Een De Dion-as is een specifieke aangedreven starre asconstructie bij auto's. Het differentieel vormt niet zoals gebruikelijk een geheel met deze as maar is aan de bovenbouw, doorgaans de carrosserie, bevestigd.[1] Via cardanassen wordt het aandrijfmoment overgebracht op de wielen[2]. De starre asbuis zorgt ervoor dat de spoorbreedte bij het in- en uitveren niet verandert. De starre as kan via bladveren, Watt stangenstelsel en/of Panhardstang met de carrosserie verbonden zijn. De rijeigenschappen verbeteren ten opzichte van de andere starre asconstructie doordat het differentieel niet bij het onafgeveerde gewicht hoort.[3]

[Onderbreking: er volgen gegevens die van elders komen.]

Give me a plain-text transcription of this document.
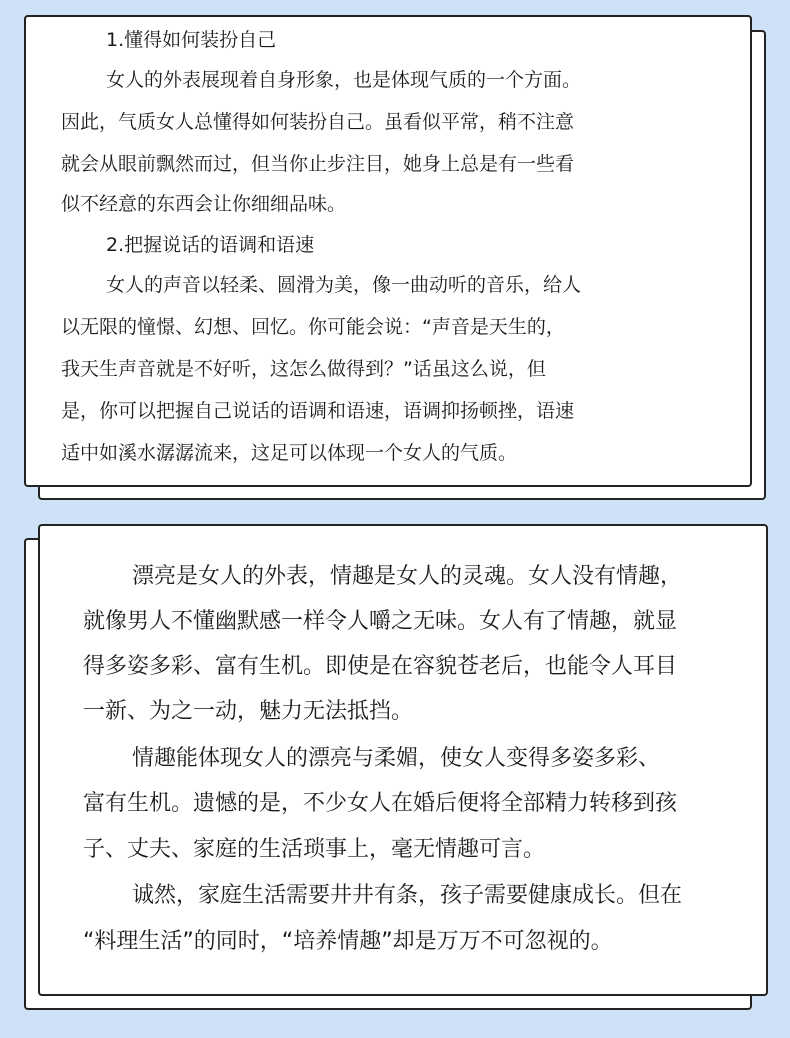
1.懂得如何装扮自己

女人的外表展现着自身形象，也是体现气质的一个方面。

因此，气质女人总懂得如何装扮自己。虽看似平常，稍不注意

就会从眼前飘然而过，但当你止步注目，她身上总是有一些看

似不经意的东西会让你细细品味。

2.把握说话的语调和语速

女人的声音以轻柔、圆滑为美，像一曲动听的音乐，给人

以无限的憧憬、幻想、回忆。你可能会说：“声音是天生的，

我天生声音就是不好听，这怎么做得到？”话虽这么说，但

是，你可以把握自己说话的语调和语速，语调抑扬顿挫，语速

适中如溪水潺潺流来，这足可以体现一个女人的气质。

漂亮是女人的外表，情趣是女人的灵魂。女人没有情趣，

就像男人不懂幽默感一样令人嚼之无味。女人有了情趣，就显

得多姿多彩、富有生机。即使是在容貌苍老后，也能令人耳目

一新、为之一动，魅力无法抵挡。

情趣能体现女人的漂亮与柔媚，使女人变得多姿多彩、

富有生机。遗憾的是，不少女人在婚后便将全部精力转移到孩

子、丈夫、家庭的生活琐事上，毫无情趣可言。

诚然，家庭生活需要井井有条，孩子需要健康成长。但在

“料理生活”的同时，“培养情趣”却是万万不可忽视的。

De Dion-as in verschillende omstandigheden zoals in statische toestand, bij oneffenheden in het wegdek en het uitveren
De Dion-Bouton uit 1901 met een De Dion-as

De Dion-as is uitgevonden in 1893 door Charles-Armand Trépardoux, een van de firmanten van De Dion, Bouton & Trépardoux. De uitvinding is gepatenteerd door Albert de Dion[2]. De onderneming is na het vertrek van Trépardoux doorgegaan als De Dion-Bouton. In diverse modellen heeft deze firma de De Dion-as toegepast. De De Dion-as is een duurdere constructie en wordt daarom voornamelijk bij auto's in de hogere prijsklassen toegepast. Opel bijvoorbeeld is eind jaren zestig begonnen om deze as in de duurdere modellen Kapitän, Admiral en Diplomat toe te passen.[2] Ook heeft de as een plaats gekregen in de Alfa Romeo Alfetta. Ook in verschillende sportieve wagens van Lotus, Aston Martin en Lagonda is ze toegepast.[2]

DAF heeft in de jaren zeventig de De Dion-as gecombineerd met de Variomatic en ingebouwd in compacte auto's.[4] Deze constructie is toegepast in de DAF 66 (en de afgeleide Volvo 66), DAF 46 en de grotendeels nog door DAF ontwikkelde Volvo 300-serie.

De derde generatie Renault Twingo beschikt als achterwielophanging over een de-Dion as.[5]